‘A home away from home’: SFU welcomes announcement of First Peoples’ Gathering House
Plans for a ceremonial space for the SFU community to celebrate Indigenous knowledge and culture are underway. SFU’s First Peoples’ Gathering House will open on SFU’s Burnaby campus in 2023.
"I'm very excited this project is moving forward; the Indigenous People's Gathering House will be ‘our home away from home’ and the heart and soul of Indigeneity at SFU,” says Ron Johnston, director of SFU’s Office for Aboriginal Peoples. Johnston is an SFU alumnus, and a member of SFU’s Aboriginal Reconciliation Council (SFU-ARC).
“Longhouses are sacred places in our communities where teaching, learning, ceremony, and protocols are upheld and practiced and are at the centre of our Indigenous cultures, now we will have such a place at SFU," says Johnston.
SFU’s 2017 Walk this Path with Us report outlines 34 calls to action to create and support an improved environment for SFU’s Indigenous community members.
Designed in the Coast Salish traditions and iconic typologies, the Gathering House represents a step toward lasting reconciliation with Indigenous peoples, and SFU’s continued reconciliation efforts.
Marcia Guno, director of the Indigenous Student Centre, says that the Gathering House will play a significant role in the university community. “As an important campus space that recognizes and honours Indigenous peoples, it will enrich our campus, it will enrich our community, and it will enrich awareness about Indigenous peoples and history in Canada."
Eldon Yellowhorn, who is also an SFU alumnus and SFU-ARC member, is a founding chair of the Department of First Nations studies, now titled Indigenous Studies, and has helped champion the project. “Building a First Peoples’ Gathering Place was a discussion that began in the 1990s,” he says.
“Realizing it is like getting the wish that was always close yet just out of reach. Now that we have grasped hold of it we can pay attention to those other wishes that also seemed unreachable.”
SFU’s enrolment figures for 2019-20 show a total of 781 Indigenous students, including 559 undergraduates and 222 graduate students.
“I think this space is essential for Indigenous students and their experience at SFU,” says Matthew Provost, SFSS VP of Student Services from Piikani Nation. “Indigenous students on campus need a space that provides that safety and the ability to be surrounded by community. We need to start recognizing that Indigenous student spaces hold a lot of value.
“Twenty years ago, we would have never seen spaces like this allocated for Indigenous people. I am thankful for those who have advocated before me to ensure the university has taken those first steps, in order to understand and acknowledge the significance and utmost need for Indigenous space. I am glad to be here to witness that.”

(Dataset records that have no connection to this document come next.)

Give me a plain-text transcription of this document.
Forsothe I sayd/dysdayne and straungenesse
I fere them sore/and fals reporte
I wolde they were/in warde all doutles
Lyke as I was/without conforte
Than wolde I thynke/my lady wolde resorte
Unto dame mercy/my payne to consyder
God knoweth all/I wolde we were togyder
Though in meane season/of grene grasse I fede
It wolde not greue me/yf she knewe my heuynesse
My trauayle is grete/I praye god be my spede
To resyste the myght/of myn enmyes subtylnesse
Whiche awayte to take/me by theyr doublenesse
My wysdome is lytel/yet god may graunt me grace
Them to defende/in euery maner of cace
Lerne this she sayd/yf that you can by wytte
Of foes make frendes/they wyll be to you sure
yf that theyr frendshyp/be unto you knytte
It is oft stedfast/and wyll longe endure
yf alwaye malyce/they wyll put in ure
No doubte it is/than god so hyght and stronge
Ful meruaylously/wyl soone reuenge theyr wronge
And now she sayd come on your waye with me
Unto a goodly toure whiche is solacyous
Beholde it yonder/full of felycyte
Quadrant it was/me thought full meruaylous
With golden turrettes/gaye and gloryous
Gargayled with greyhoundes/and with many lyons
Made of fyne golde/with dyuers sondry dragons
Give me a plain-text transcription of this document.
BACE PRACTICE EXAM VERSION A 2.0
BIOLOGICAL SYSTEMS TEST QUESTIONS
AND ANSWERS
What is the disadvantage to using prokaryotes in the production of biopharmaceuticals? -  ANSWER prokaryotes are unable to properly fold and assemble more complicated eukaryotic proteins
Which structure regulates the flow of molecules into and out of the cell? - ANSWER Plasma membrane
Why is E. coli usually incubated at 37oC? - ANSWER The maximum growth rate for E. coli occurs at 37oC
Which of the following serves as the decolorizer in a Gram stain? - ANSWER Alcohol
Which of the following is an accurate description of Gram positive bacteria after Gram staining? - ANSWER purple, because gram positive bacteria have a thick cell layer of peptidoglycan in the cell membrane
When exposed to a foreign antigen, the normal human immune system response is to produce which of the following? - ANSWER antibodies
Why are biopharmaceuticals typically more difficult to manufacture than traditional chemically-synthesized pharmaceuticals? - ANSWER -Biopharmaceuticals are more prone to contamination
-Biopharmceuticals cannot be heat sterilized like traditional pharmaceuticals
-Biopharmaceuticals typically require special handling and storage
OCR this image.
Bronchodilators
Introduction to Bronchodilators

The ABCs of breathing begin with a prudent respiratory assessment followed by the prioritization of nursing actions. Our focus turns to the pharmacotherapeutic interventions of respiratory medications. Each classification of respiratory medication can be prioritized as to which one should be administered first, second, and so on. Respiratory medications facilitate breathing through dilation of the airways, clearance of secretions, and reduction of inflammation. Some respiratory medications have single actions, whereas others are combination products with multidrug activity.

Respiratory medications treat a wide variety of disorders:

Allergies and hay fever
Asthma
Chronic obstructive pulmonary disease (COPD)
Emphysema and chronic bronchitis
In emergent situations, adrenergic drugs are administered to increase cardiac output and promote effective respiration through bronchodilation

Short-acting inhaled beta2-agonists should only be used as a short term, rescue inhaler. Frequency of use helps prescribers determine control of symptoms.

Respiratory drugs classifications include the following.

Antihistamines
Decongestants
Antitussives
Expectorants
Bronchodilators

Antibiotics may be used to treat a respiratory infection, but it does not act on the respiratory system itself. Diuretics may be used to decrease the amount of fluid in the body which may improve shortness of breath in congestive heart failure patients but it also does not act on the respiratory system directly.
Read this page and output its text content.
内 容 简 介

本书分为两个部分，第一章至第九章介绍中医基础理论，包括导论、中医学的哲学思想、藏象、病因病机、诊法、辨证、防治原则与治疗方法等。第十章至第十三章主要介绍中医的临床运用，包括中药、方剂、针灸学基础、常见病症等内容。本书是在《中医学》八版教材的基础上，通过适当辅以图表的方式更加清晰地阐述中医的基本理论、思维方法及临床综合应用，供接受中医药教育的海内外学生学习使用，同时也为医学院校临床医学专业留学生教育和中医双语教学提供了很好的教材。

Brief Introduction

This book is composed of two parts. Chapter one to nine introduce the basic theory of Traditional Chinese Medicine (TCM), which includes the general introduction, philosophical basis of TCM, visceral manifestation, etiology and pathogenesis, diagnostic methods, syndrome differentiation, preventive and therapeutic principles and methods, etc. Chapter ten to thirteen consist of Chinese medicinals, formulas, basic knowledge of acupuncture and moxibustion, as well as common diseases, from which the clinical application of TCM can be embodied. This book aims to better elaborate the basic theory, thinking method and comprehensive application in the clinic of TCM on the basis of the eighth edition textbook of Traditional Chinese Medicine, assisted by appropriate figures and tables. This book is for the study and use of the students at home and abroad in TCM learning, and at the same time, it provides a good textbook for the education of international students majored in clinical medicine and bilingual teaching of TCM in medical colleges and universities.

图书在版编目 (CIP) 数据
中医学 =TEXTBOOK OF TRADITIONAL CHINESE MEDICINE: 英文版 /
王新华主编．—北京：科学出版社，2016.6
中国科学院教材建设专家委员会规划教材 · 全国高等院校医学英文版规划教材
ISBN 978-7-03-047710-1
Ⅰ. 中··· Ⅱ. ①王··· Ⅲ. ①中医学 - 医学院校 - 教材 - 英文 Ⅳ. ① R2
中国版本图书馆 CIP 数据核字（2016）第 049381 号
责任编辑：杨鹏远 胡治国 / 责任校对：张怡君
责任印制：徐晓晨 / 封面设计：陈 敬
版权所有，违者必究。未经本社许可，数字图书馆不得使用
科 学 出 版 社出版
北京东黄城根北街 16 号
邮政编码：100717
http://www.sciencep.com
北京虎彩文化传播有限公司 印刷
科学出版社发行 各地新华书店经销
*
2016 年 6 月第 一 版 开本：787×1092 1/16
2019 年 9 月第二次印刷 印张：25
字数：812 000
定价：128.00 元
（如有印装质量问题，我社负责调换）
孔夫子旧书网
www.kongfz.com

The First Peoples’ Gathering House will include a large ceremonial hall for hosting special events of up to 300 attendees. The new space will also include a dressing room, an Elders room, a classroom, a wellness room, and a multi-generational Indigenous peoples’ lounge as well as a food service kitchen.
“It is particularly gratifying to see various groups coming together in collaboration to provide the funding for the Gathering House; this was another important theme in the ARC report, and is representative of the need for all to be active participants in reconciliation,” says education professor Kris Magnusson, a member of SFU-ARC.
“May the Gathering House be an enduring symbol of our collective commitment to continue the work of reconciliation throughout all of the intellectual, social and cultural spaces at Simon Fraser University. And to all who have worked so hard to make this happen, my heartfelt gratitude.”
Replacing the Strand Hall Annex, the First Peoples’ Gathering House, funded jointly by the provincial government and SFU, will cost a projected $15 million.
“Providing this kind of beautiful, culturally relevant space for Indigenous learners to come together, to celebrate, to practice cultural traditions, to learn, and to make new friends is something I could have only dreamed about when I attended SFU,” says Melanie Mark, Minister of Advanced Education, Skills & Training. “This is what reconciliation is about; it’s a strong message that lets Indigenous students, faculty and staff know they are welcome at SFU and in every post-secondary institute in B.C.”
“The First Peoples’ Gathering House will provide a culturally appropriate space for Indigenous gatherings, and for enabling the university community to gain a deeper appreciation of Indigenous knowledge and culture,” says SFU President Andrew Petter. “We are very thankful for the provincial government’s support of this important facility which will assist the university to advance the process of reconciliation through education and engagement.”